Novel Insights on Spatio-Temporal Analysis for Frequency Modulated Thermal Wave Imaging Using Principal Component Analysis on Glass Fibre Reinforced Polymer Material

Abstract

Non-Destructive Testing and Evaluation (NDT&E) is being developed across various segments of the industry for detecting the presence of defects occurring either during the manufacturing or its in-service stage such as cracks, voids, delamination, etc. in a wide variety of materials. Among various NDT&E methodologies, InfraRed Thermography (IRT) gained importance due to its remote, whole-field, safe, and quantitative assessment of industrial and biomaterials. These merits make the IRT a promising approach for inspecting and evaluating various composite structures widely used in aerospace and defense applications.

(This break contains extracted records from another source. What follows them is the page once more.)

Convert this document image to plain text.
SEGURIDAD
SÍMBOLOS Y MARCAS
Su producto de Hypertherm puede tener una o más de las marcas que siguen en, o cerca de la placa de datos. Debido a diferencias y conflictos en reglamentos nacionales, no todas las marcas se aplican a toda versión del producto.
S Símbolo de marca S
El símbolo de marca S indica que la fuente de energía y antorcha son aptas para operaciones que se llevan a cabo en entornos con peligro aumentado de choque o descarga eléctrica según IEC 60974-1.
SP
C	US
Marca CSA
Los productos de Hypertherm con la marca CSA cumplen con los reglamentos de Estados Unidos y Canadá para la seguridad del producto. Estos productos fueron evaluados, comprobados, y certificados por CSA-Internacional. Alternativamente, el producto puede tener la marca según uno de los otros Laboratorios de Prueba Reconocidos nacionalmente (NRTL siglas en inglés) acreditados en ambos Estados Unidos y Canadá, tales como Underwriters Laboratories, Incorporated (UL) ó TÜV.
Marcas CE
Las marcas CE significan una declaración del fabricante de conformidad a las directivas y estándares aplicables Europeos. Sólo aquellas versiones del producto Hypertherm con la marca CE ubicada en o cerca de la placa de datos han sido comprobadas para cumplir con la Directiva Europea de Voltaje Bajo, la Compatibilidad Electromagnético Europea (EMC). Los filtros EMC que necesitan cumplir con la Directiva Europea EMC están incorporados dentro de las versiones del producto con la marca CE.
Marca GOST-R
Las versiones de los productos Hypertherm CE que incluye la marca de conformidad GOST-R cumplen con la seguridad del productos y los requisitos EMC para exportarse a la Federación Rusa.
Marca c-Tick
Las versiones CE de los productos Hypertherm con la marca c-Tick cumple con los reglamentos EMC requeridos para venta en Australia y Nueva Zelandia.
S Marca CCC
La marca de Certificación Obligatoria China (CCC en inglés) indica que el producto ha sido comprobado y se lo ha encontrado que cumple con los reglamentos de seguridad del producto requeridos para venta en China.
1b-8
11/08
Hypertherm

Among the recently introduced IRT techniques, Frequency Modulated Thermal Wave Imaging (FMTWI) ensures the feasibility of implementing moderate peak power heat sources in single experimentation compared to conventional pulse-based and sinusoidally modulated lock-in thermography. The present work enhances the scope of the Principal Component Analysis (PCA)-based IRT named Principal Component Thermography (PCT) by pioneering the application of temporally and spatially reconstructed FMTWI dataset for the first time. This paper explores the PCT-based data processing algorithm to test and evaluate artificially simulated blind hole defects in a Glass Fibre Reinforced Polymer (GFRP) material. The results of PCT obtained for the FMTWI technique highlight the merits of the data-reduced feature map known as Empirical Orthogonal Thermogram (EOT) along with its defect detection capabilities by considering the optimal Principal Component (PC) to reduce the effect of uneven heating on the sample.